The building, located at 152 Nassau St., currently houses a law firm but was once the location of a temporary recording studio set up by New York-based Okeh Records executive Ralph Peer. Plans for the development of a Downtown home for the Margaritaville restaurant chain, which boasts more than 30 outposts in the U.S. and abroad, were unveiled summer 2016. In response, Atlanta planning commissioner Tim Keane announced in May 2017 that the building and another structure on Walton were being nominated for historic designation to protect them from the threat of demolition by the proposed Margaritaville construction. The developer’s attorney contested the nomination which put it on hold. A demolition permit application was recently filed with the City of Atlanta associated with the construction of a Margaritaville restaurant and hotel.
An online petition is circulating, asking developers to find a way for the Margaritaville construction project to work around the existing buildings.
The Nassau Street building’s facade doesn’t appear to hold any musical significance, but a history of the city’s growing pains resonate within its brick walls. It still stands despite myriad changes in commercialization the early film industry endured from the 1910s through the 1950s.

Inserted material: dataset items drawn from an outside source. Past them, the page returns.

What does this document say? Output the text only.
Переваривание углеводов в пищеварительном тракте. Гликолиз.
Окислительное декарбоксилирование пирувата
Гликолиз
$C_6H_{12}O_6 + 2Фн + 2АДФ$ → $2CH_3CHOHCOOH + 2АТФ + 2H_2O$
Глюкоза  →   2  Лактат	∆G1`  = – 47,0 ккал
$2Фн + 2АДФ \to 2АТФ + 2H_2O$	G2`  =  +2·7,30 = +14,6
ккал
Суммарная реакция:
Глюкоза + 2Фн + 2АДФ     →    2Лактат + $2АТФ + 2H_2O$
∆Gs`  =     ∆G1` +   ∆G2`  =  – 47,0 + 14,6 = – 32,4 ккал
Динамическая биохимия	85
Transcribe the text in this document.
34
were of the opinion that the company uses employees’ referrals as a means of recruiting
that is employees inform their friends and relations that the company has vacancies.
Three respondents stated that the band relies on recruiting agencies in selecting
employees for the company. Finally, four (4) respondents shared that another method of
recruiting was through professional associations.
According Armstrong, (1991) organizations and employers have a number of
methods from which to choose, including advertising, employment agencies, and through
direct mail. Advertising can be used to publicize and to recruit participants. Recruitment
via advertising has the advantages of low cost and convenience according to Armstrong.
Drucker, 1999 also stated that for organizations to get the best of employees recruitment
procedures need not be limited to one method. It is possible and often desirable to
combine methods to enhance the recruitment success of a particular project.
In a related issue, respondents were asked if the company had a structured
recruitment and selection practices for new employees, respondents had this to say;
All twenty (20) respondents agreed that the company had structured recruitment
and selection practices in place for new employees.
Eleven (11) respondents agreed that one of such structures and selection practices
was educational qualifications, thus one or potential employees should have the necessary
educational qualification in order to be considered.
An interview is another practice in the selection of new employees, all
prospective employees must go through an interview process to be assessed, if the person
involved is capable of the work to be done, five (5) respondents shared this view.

After a deadly 1915 fire at a film exchange on Luckie Street, city officials enacted new fire laws on film storage. This augured the construction of several new buildings, including a fireproof film exchange that went up at 141 Walton Street in 1920 for Realart Picture Corporation, a short-lived brand associated with Paramount Pictures. It was later occupied by a series of film exchanges into the 1950s, notably featuring black casts and marketed to black audiences. Also in 1920, a fire extinguisher company moved its Atlanta branch into a new building at 152 Nassau, later relocating to Spring Street, leaving the building empty until Graphic Films Corporation moved there in 1924.
The music industry began seeing its own regulation and commercial qualms when the federal government banned private radio stations during World War I. Among the first commercial radio stations to appear after the war was WSB in March 1922. To fill airtime, WSB brought in local musical talent such as Cabbagetown resident and champion fiddler John Carson.
Faced with new competition from radio stations, record companies went out searching for new audiences and new talent. Atlanta phonograph dealer Polk Brockman convinced Peer to record some musicians that had become well-known on radio. Peer set up a ‘pop-up’ recording studio at 152 Nassau in June 1923, facilitating Okeh’s first recording sessions outside of New York. The sessions highlighted an array of southern jazz numbers from Warner’s Seven Aces and Charlie Fulcher, spirituals from the Morehouse College Quartet, and blues tracks from Lucille Bogan, Eddie Heywood, and Fannie Mae Goosby.
What makes these Nassau Street recording sessions noteworthy, aside from their attribution to the music scene of the 1920s rising in the Deep South, is that Fiddlin’ John Carson’s tunes “The Little Old Log Cabin in the Lane” and “The Old Hen Cackled and the Rooster’s Going to Crow,” were cut into wax. Although Peer wasn’t impressed with the recordings, Brockman knew they would sell and purchased 500 copies. He quickly sold out of those records and ordered thousands more, proving that there was a market for what would later become known as country music. Okeh Records and other companies soon capitalized on the success of those recording sessions by making regular trips to Atlanta to record Southern musicians; some companies even set up local offices, bringing a surge of business into the city.
Lance Ledbetter, founder of the Grammy-winning Dust-to-Digital archival record label, sees parallels between Atlanta’s early music scene, particularly today with Georgia’s recent decision to incentivize music production in the state similar to film production. “We’re seeing a huge transformation in our city,” Ledbetter says. “As we’re pushing to improve our future, we can take a moment to look back in time. We’re looking forward to what we can produce, but let’s not forget the importance in what was birthed in a building in Downtown Atlanta.”